People as chocolate testers unsuitable

But why didn't the research team just entrust this important task to real people? I would have loved to hop on a plane to the UK to be part of the experiment as a chocolate tester. And I'm sure there would have been a few other volunteers as well.  

“Actually, one of our goals here was to reduce the number of human testers needed in food research because of human nature,” Soltanahmedi says. “You and I can taste the same chocolate and describe it in completely different ways. We're trying to reduce that and instead create laboratory-based data.”

In other words, humans are unfit for reliable and comparable data to produce when it comes to the mouthfeel of chocolate. So that's it with my dream job.

Chocolate – when happiness melts in your mouth

Less fat, same melt-in-the-mouth feeling…

Tests with the artificial tongue showed that the liquefaction that makes chocolate melt so beautifully in our mouths is also possible with a lower fat content than most chocolate currently has .

“Our goal is not to produce the zero-calorie chocolate,” Soltanahmedi says. “I don't think that's possible. But we wanted to reduce the cocoa butter, i.e. the fat content. Our research has shown that it's not the amount of fat that matters, but where exactly the cocoa butter is located.”

The fat should be mostly on the surface of the chocolate, coating the solid particles of the cocoa mass. There can then be less fat inside the chocolate, but more cocoa mass.

“That would be healthier and the chocolate would also have fewer calories,” says Soltanahmedi.

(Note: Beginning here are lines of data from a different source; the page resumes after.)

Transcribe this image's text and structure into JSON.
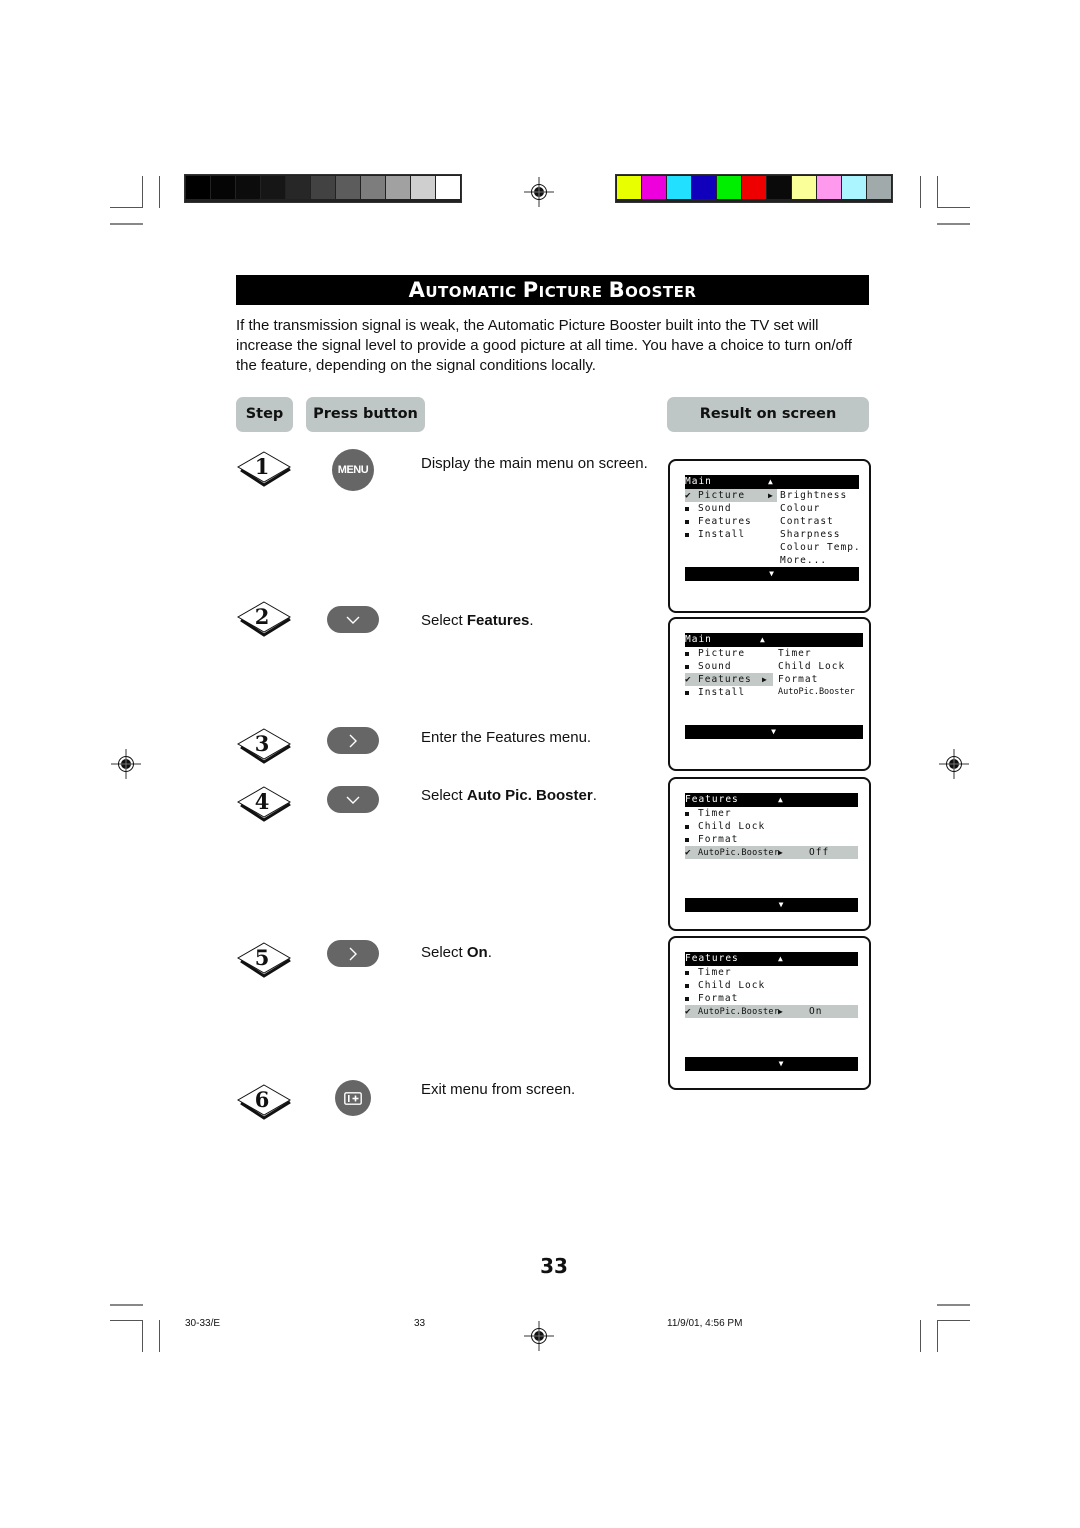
{
  "print_marks": {
    "grayscale_bar": [
      "#000000",
      "#050505",
      "#0c0c0c",
      "#161616",
      "#272727",
      "#424242",
      "#5c5c5c",
      "#7d7d7d",
      "#a1a1a1",
      "#cfcfcf",
      "#ffffff"
    ],
    "color_bar": [
      "#e8ff00",
      "#ee00dd",
      "#22e0ff",
      "#1100bb",
      "#00ee00",
      "#ee0000",
      "#0a0a0a",
      "#fbff9a",
      "#ff99ee",
      "#aaf5ff",
      "#a0aaaa"
    ]
  },
  "title": {
    "words": [
      {
        "cap": "A",
        "rest": "UTOMATIC"
      },
      {
        "cap": "P",
        "rest": "ICTURE"
      },
      {
        "cap": "B",
        "rest": "OOSTER"
      }
    ]
  },
  "intro": "If the transmission signal is weak, the Automatic Picture Booster built into the TV set will increase the signal level to provide a good picture at all time. You have a choice to turn on/off the feature, depending on the signal conditions locally.",
  "headers": {
    "step": "Step",
    "press_button": "Press button",
    "result": "Result on screen"
  },
  "steps": [
    {
      "number": "1",
      "button": "MENU",
      "button_icon": "menu-button",
      "text_pre": "Display the main menu on screen.",
      "text_bold": "",
      "text_post": ""
    },
    {
      "number": "2",
      "button_icon": "chevron-down-icon",
      "text_pre": "Select ",
      "text_bold": "Features",
      "text_post": "."
    },
    {
      "number": "3",
      "button_icon": "chevron-right-icon",
      "text_pre": "Enter the Features menu.",
      "text_bold": "",
      "text_post": ""
    },
    {
      "number": "4",
      "button_icon": "chevron-down-icon",
      "text_pre": "Select ",
      "text_bold": "Auto Pic. Booster",
      "text_post": "."
    },
    {
      "number": "5",
      "button_icon": "chevron-right-icon",
      "text_pre": "Select ",
      "text_bold": "On",
      "text_post": "."
    },
    {
      "number": "6",
      "button_icon": "osd-exit-icon",
      "text_pre": "Exit menu from screen.",
      "text_bold": "",
      "text_post": ""
    }
  ],
  "screens": [
    {
      "header": "Main",
      "left": [
        {
          "label": "Picture",
          "mark": "check",
          "selected": true,
          "arrow": true
        },
        {
          "label": "Sound",
          "mark": "square"
        },
        {
          "label": "Features",
          "mark": "square"
        },
        {
          "label": "Install",
          "mark": "square"
        }
      ],
      "right": [
        "Brightness",
        "Colour",
        "Contrast",
        "Sharpness",
        "Colour Temp.",
        "More..."
      ]
    },
    {
      "header": "Main",
      "left": [
        {
          "label": "Picture",
          "mark": "square"
        },
        {
          "label": "Sound",
          "mark": "square"
        },
        {
          "label": "Features",
          "mark": "check",
          "selected": true,
          "arrow": true
        },
        {
          "label": "Install",
          "mark": "square"
        }
      ],
      "right": [
        "Timer",
        "Child Lock",
        "Format",
        "AutoPic.Booster"
      ]
    },
    {
      "header": "Features",
      "left": [
        {
          "label": "Timer",
          "mark": "square"
        },
        {
          "label": "Child Lock",
          "mark": "square"
        },
        {
          "label": "Format",
          "mark": "square"
        },
        {
          "label": "AutoPic.Booster",
          "mark": "check",
          "selected": true,
          "arrow": true,
          "value": "Off"
        }
      ]
    },
    {
      "header": "Features",
      "left": [
        {
          "label": "Timer",
          "mark": "square"
        },
        {
          "label": "Child Lock",
          "mark": "square"
        },
        {
          "label": "Format",
          "mark": "square"
        },
        {
          "label": "AutoPic.Booster",
          "mark": "check",
          "selected": true,
          "arrow": true,
          "value": "On"
        }
      ]
    }
  ],
  "page_number": "33",
  "footer": {
    "file": "30-33/E",
    "page": "33",
    "timestamp": "11/9/01, 4:56 PM"
  }
}
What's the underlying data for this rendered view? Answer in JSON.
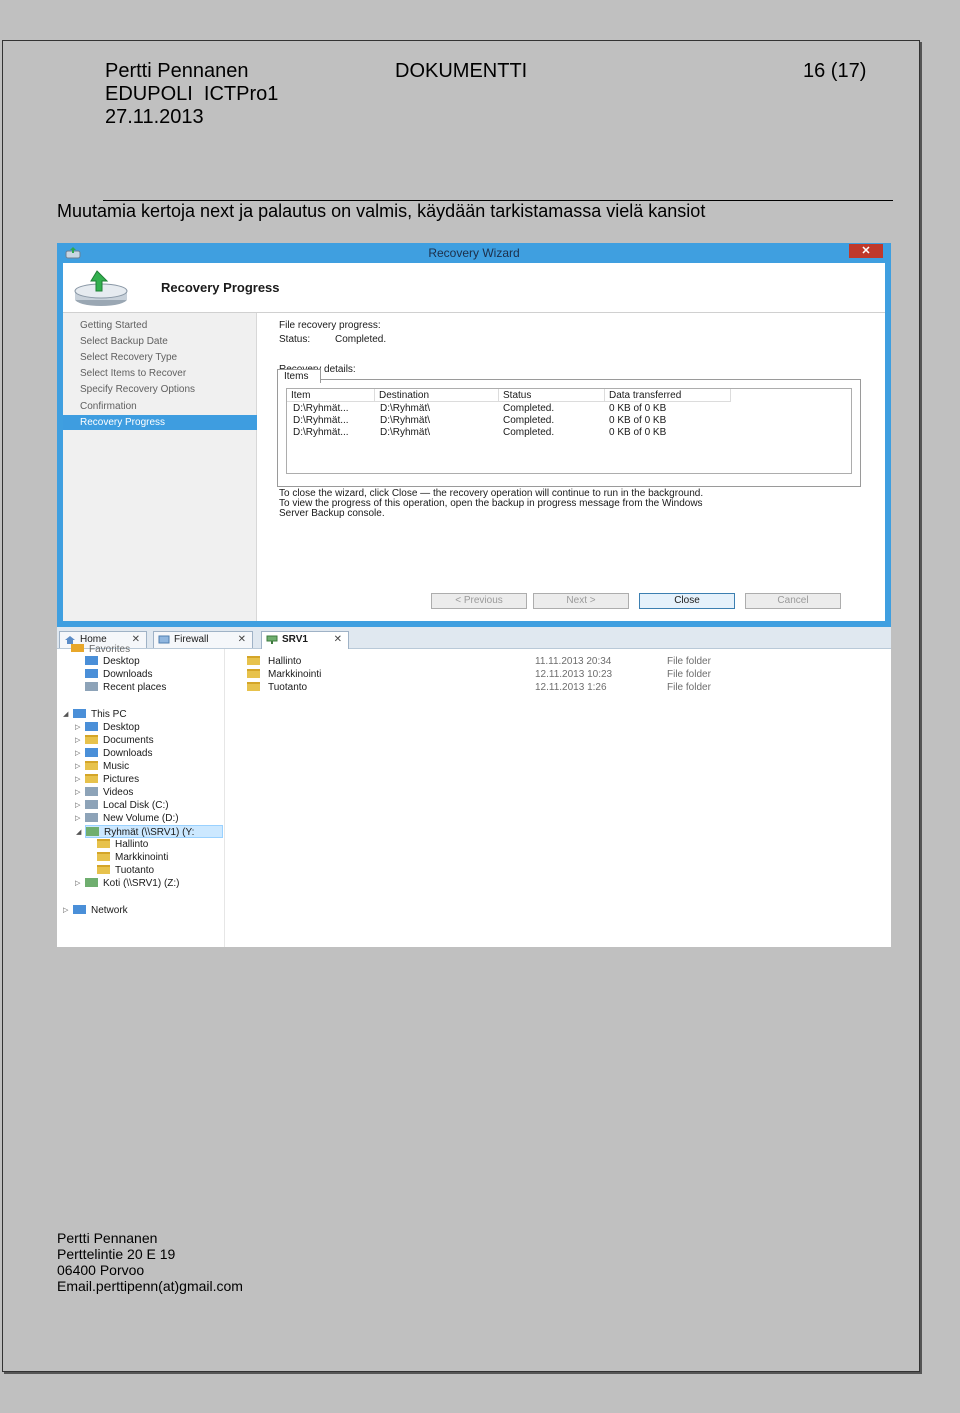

… but not quite as much cute

Less calorie chocolate, hooray! However, the whole thing has a small disadvantage, at least for whole milk lovers like me: the chocolate that is produced in this way would be less sweet. The proportion of cocoa mass is what is stated in large letters on the outside of the packaging (e.g. 70 percent or 85 percent). And as we know, the higher this percentage, the darker and more bitter the chocolate becomes.

This can only be a good thing for anyone who likes dark chocolate. For the rest of us, the old adage “You can't have everything.”